After opening the demo analysis, you arrive on the “Summary” page on a new tab. This summary gives you a high-level overview of the analysis, such as number of event and resource statistics. From there you can drill down to any deeper level of analysis. This can either be done by following the links in the “More information” column of any grid or by clicking on the details tab.
Both ways described above bring you to the “Details” tab where you can see the interface into the multi-dimensional analysis capabilities of the Qure Analyzer. This is also the heart of the Analyzer.
Let’s have a closer look at this screen.
The left-hand side gives you full control on the grouping level of the right-hand grid. You can have many groupings over multiple columns and order and nest them in any way you like. Once you are happy with it, click “Apply” to apply them to the result grid.

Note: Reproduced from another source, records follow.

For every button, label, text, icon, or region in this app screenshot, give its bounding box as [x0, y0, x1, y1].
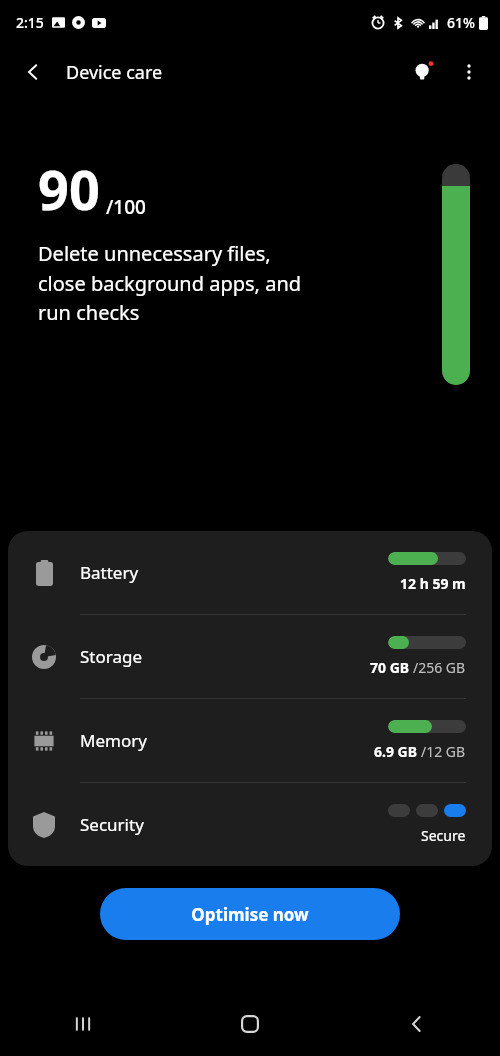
- staticText: Optimise now: [191, 903, 309, 926]
- button[interactable]: Back: [333, 992, 500, 1056]
- staticText: Device care: [66, 60, 163, 85]
- button[interactable]: Security: [8, 783, 492, 866]
- button[interactable]: Recent apps: [0, 992, 166, 1056]
- staticText: 12 h 59 m: [400, 574, 466, 593]
- staticText: Security: [80, 813, 144, 836]
- staticText: 6.9 GB: [374, 742, 421, 761]
- staticText: /256 GB: [413, 658, 466, 677]
- button[interactable]: Memory: [8, 699, 492, 782]
- staticText: Storage: [80, 645, 143, 668]
- staticText: /12 GB: [421, 742, 466, 761]
- staticText: Secure: [421, 826, 466, 845]
- button[interactable]: Battery: [8, 531, 492, 614]
- button[interactable]: Back: [10, 49, 56, 95]
- staticText: 90: [38, 152, 100, 226]
- staticText: Delete unnecessary files, close backgrou…: [38, 240, 302, 326]
- button[interactable]: Tips: [400, 49, 446, 95]
- button[interactable]: More options: [446, 49, 492, 95]
- staticText: 2:15: [16, 13, 44, 32]
- staticText: /100: [106, 194, 146, 220]
- button[interactable]: Storage: [8, 615, 492, 698]
- staticText: Memory: [80, 729, 147, 752]
- staticText: 61%: [447, 13, 475, 32]
- button[interactable]: Optimise now: [100, 888, 400, 940]
- button[interactable]: Home: [166, 992, 333, 1056]
- staticText: Battery: [80, 561, 139, 584]
- staticText: 70 GB: [370, 658, 413, 677]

In the same manner by which you define grouping levels, you can apply multiple filters to your workload to narrow down your analysis. There are three different types of filters available in the Qure Analyzer: Text Search, Discrete Values and Sliding Range Controls:
The “Text Search” feature allows you to specify a search string that must be contained in the batch name or body.
An example of the “Discrete Values” filter is show above. All the distinct applications in the workload form the set of discrete values to pick from.
Filtering on read operations is a good example for the “Sliding Range Controls” filter. Other common application cases would be “Duration” or “CPU usage”.
The right-hand side is dedicated to the grid that holds the results of the filtered and aggregated data of the analysis. Among the standard features that you can expect from the application, is the ability to expand and collapse each group and/or flexibly sorted the result grid by clicking on the column headers. Or reordering the column by dragging and dropping them in the place where you want them to be.
The lower part of the right-hand result pane is dedicated to either show a detailed explanation of the resource consumption of the batch template that is selected in the upper right grid.
Or show the actual SQL statements that comprise the batch.